I’m so proud. He’s not like me. He’s like his mother.

It’s a powerful bond. No matter how much we hate our parents, it’s hard to turn on them.

He didn’t turn on me; the same way I couldn’t turn on my mother.

But he tried to do the right thing. He must have figured out where I was keeping Lucy. ”

“What was your endgame, Travis?” Zoe’s tone was caustic, her mind still ticking over his words.

He looked past her at the ghosts of his dead family.

“Because I left them. I abandoned my sisters when I was supposed to die with them. I was their older brother; I should have protected them. Instead, I climbed out of that window and left them hanging.” The corner of his mouth curled into a sneer filled with self-loathing.

“And when I found out about Lily, it all came flooding back. I needed to die with them. This time.”

“The three nooses. Lily and Lucy to represent your two sisters. The third noose… was for you,” Aiden stated.

He nodded. “I was always the third victim. But when Tara went missing, it threw me off. I had no idea that Connor would exploit this for his political gain. She wasn’t supposed to die.”

“But Lily and Lucy were?” Zoe argued hotly. “How could you do this to them?”

He played with the phantom ring on his ring finger. “Their mothers would have killed them either way. I just got there first. But I was very gentle. Isn’t it better to die at the hands of a stranger than your mother?”
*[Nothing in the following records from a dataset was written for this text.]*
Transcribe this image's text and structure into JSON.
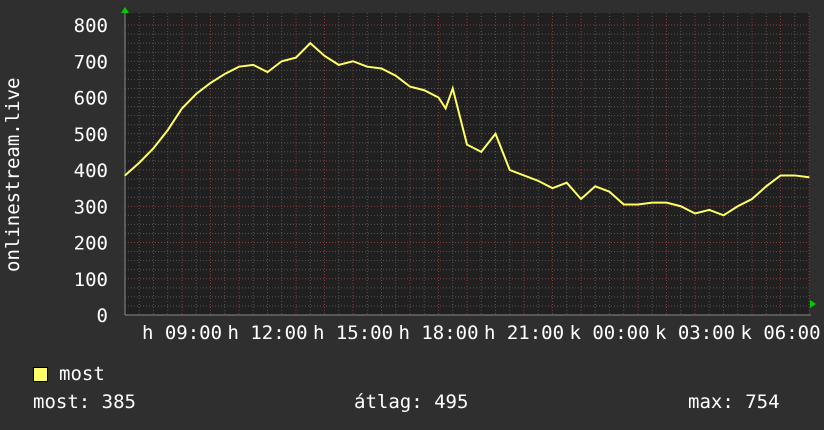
{
  "chart_data": {
    "type": "line",
    "title": "",
    "ylabel": "onlinestream.live",
    "xlabel": "",
    "ylim": [
      0,
      800
    ],
    "yticks": [
      "0",
      "100",
      "200",
      "300",
      "400",
      "500",
      "600",
      "700",
      "800"
    ],
    "x_range": [
      "07:00",
      "07:00 (+1 day)"
    ],
    "xtick_labels": [
      "h 09:00",
      "h 12:00",
      "h 15:00",
      "h 18:00",
      "h 21:00",
      "k 00:00",
      "k 03:00",
      "k 06:00"
    ],
    "grid": true,
    "series": [
      {
        "name": "most",
        "color": "#ffff66",
        "x": [
          "07:00",
          "07:30",
          "08:00",
          "08:30",
          "09:00",
          "09:30",
          "10:00",
          "10:30",
          "11:00",
          "11:30",
          "12:00",
          "12:30",
          "13:00",
          "13:30",
          "14:00",
          "14:30",
          "15:00",
          "15:30",
          "16:00",
          "16:30",
          "17:00",
          "17:30",
          "18:00",
          "18:15",
          "18:30",
          "19:00",
          "19:30",
          "20:00",
          "20:30",
          "21:00",
          "21:30",
          "22:00",
          "22:30",
          "23:00",
          "23:30",
          "00:00",
          "00:30",
          "01:00",
          "01:30",
          "02:00",
          "02:30",
          "03:00",
          "03:30",
          "04:00",
          "04:30",
          "05:00",
          "05:30",
          "06:00",
          "06:30",
          "07:00"
        ],
        "values": [
          385,
          420,
          460,
          510,
          570,
          610,
          640,
          665,
          685,
          690,
          670,
          700,
          710,
          750,
          715,
          690,
          700,
          685,
          680,
          660,
          630,
          620,
          600,
          570,
          625,
          470,
          450,
          500,
          400,
          385,
          370,
          350,
          365,
          320,
          355,
          340,
          305,
          305,
          310,
          310,
          300,
          280,
          290,
          275,
          300,
          320,
          355,
          385,
          385,
          380
        ]
      }
    ]
  },
  "legend": {
    "label": "most",
    "color": "#ffff66"
  },
  "stats": {
    "current": "most: 385",
    "average": "átlag: 495",
    "max": "max: 754"
  },
  "colors": {
    "background": "#2f2f2f",
    "plot_background": "#202020",
    "major_grid": "#8a3a3a",
    "minor_grid": "#555555",
    "arrow": "#00cc00"
  }
}
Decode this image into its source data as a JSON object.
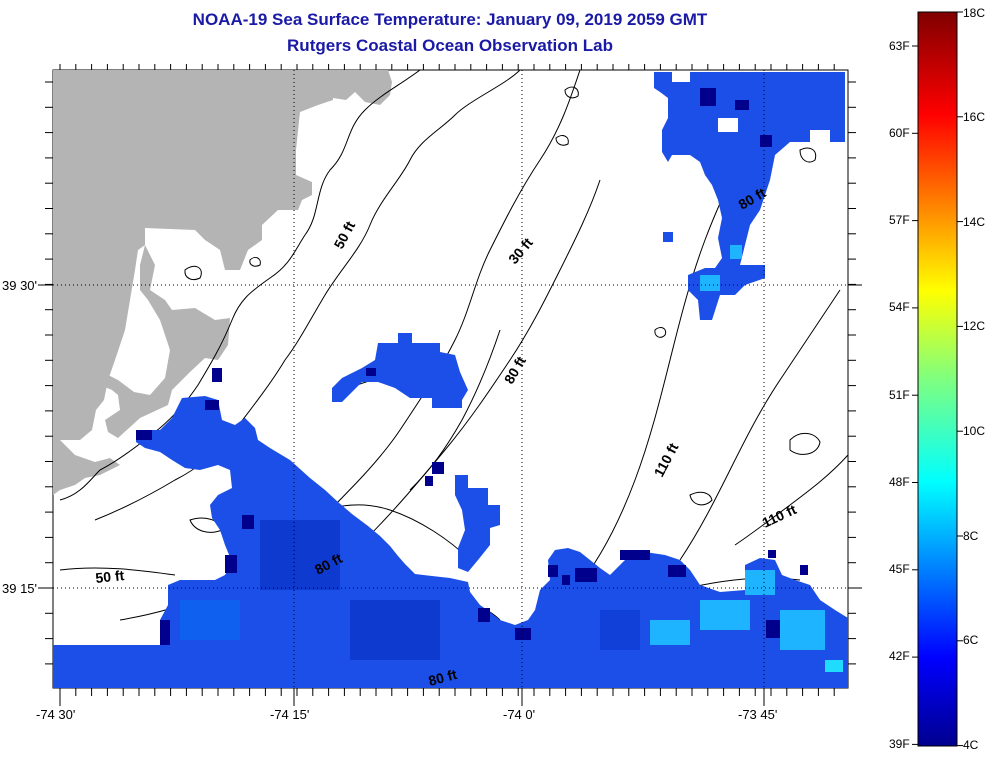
{
  "header": {
    "title": "NOAA-19 Sea Surface Temperature:  January 09, 2019 2059 GMT",
    "subtitle": "Rutgers Coastal Ocean Observation Lab"
  },
  "axes": {
    "x_ticks": [
      "-74 30'",
      "-74 15'",
      "-74 0'",
      "-73 45'"
    ],
    "y_ticks": [
      "39 30'",
      "39 15'"
    ]
  },
  "contours": {
    "labels": [
      "50 ft",
      "30 ft",
      "80 ft",
      "80 ft",
      "110 ft",
      "110 ft",
      "50 ft",
      "80 ft",
      "80 ft"
    ]
  },
  "colorbar": {
    "fahrenheit": [
      "63F",
      "60F",
      "57F",
      "54F",
      "51F",
      "48F",
      "45F",
      "42F",
      "39F"
    ],
    "celsius": [
      "18C",
      "16C",
      "14C",
      "12C",
      "10C",
      "8C",
      "6C",
      "4C"
    ],
    "range_c": [
      4,
      18
    ]
  },
  "colors": {
    "land": "#b4b4b4",
    "title": "#1a1aa6",
    "sst_cold": "#00008c",
    "sst_mid": "#1f5fff"
  }
}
Zoe didn’t know how to feel. She was drowning in everything. Travis’s confession settled over her but there was no clarity. It filled her with a sense of hopelessness. Were people really forever slaves to their trauma? She knew she was—it was why she hunted for pain in illegal, underground fights.

“You could have ended the cycle, Travis.” Aiden couldn’t hide the disappointment in his voice. “You were raising a good son, you were doing good for the community. Why didn’t you just open an investigation into Lily’s parents? You aren’t that little boy anymore?—”

“But I am!” His voice bubbled with lodged tears in his throat.

“I’m still that little boy and I always will be.

We don’t shed our childhood when we grow up.

We grow around it. It’s our core. And I knew what Lily’s future was—dark and guilt-ridden.

She was going to grow up to be like me. Dysfunctional and messed up.

Maybe she would have been better at hiding it but there would always be something rotten living inside her.

She was born to be ill-fated. They both were. ”

“Why didn’t you kill Lucy? You held her captive for longer than Lily.”

“When Scott told me that he wasn’t the father… I suspected I might be. Carly and I got involved around then. But I’ll never know.” Travis stood up and cleared his throat. “I’m turning myself in. I won’t need a lawyer. I’ll sign my confession.” There was an air of serenity around him.

“Do you feel guilty?” Zoe asked.

“No.” And then his voice cracked. “I feel nothing.”